The Department of Justice’s top national security lawyer says Apple is ignoring a simple resolution to its standoff with the FBI over whether it can be legally compelled to help unlock an iPhone used by one of the shooters who killed 14 people in San Bernardino, California, last December.
Apple CEO Tim Cook is defying a court order that requires his company to create software that would allow the FBI to guess the passcode to the iPhone used by shooter Syed Rizwan Farook. Cook says that such software could somehow leak out and be used on other iPhones, and that establishing a legal precedent for the government to coerce tech companies to weaken security is dangerous.
But John Carlin, assistant attorney general for national security, said Tuesday that Apple could give the FBI what it wants without setting any legal precedent.
The iPhone at the heart of the case belonged to Farook’s employer, San Bernardino County. The county has made its own request to Apple for help getting at the data inside, and if Apple fulfilled that customer service request, the question of legal precedent would evaporate, he said.

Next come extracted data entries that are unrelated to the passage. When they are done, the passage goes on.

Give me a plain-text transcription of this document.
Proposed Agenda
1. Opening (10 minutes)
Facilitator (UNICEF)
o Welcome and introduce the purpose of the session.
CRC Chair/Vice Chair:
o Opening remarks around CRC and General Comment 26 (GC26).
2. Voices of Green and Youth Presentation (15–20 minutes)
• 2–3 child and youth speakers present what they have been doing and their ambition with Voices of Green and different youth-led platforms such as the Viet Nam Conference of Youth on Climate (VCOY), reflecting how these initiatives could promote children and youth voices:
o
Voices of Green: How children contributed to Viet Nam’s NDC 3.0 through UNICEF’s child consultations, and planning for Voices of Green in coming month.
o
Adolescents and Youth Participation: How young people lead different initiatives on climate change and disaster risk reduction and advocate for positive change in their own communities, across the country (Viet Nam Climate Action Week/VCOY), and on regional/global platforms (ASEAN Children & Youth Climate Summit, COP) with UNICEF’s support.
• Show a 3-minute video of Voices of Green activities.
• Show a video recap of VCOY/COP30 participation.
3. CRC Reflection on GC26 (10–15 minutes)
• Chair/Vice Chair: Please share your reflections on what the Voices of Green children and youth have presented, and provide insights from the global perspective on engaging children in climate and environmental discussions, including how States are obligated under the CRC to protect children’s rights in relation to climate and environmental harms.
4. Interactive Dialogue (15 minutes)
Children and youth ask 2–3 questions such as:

“If they did it at the request of the customer there would be no test case or legal precedent at all,” said Carlin, who spoke at the RSA Conference on computer security in San Francisco. “If they did it tomorrow we would drop the litigation.”
Carlin dismissed the possibility that helping with this particular case would harm Apple’s reputation with consumers concerned about the privacy of the mounds of personal data collected by and stored on the phones. The company has previously helped the FBI and other U.S. law enforcement agencies unlock mobile devices. The iPhone was introduced in 2007, but Apple started adding features that automatically encrypt data on an iPhone, enforce delays on attempts to guess the code, and can even delete data after 10 incorrect guesses.
“This was quite a recent change,” said Carlin. “They’ve done pretty well on sales and market share to date.”
The FBI has been accused of opportunistically using the San Bernardino case, with its unsympathetic perpetrators, to push an anti-encryption agenda. The agency’s director, James Comey, and other law enforcement leaders have previously used attacks—such as those in Paris last November—as a platform to promote the view that encryption must be regulated, even in the absence of evidence that it aided that in a particular attack.
However Carlin said that there was no intention to use the San Bernardino iPhone as a wedge to force a new legal precedent. Even if it went all the way to the Supreme Court, the question of what investigators can and can’t ask of tech companies will remain open, he said. “This wasn’t designed to be a test case,” he said. “I don’t think it leads to a way to settle the debate,” he said.
That’s something Apple agrees with. Apple’s general counsel Bruce Sewell told a congressional hearing today that Congress should create new legislation to define what law enforcement can ask of tech companies.
Microsoft’s president and chief legal officer, Brad Smith, made a similar argument today. The company is strongly supporting Tim Cook’s stand against the FBI, along with many civil rights groups and security experts.
However, not all security experts think Cook is handling this case well.
“Apple goofed,” cryptographer Adi Shamir, who helped create encryption widely used to protect online information, told an audience at RSA a few hours before Carlin spoke.
Apple should have helped unlock the San Bernardino phone and picked another case as its battleground, after shoring up the iPhone design to make it technically impossible for it to help in such cases, said Shamir. “Apple should close this loophole and roll out an operating system that will really help them make this argument in future.”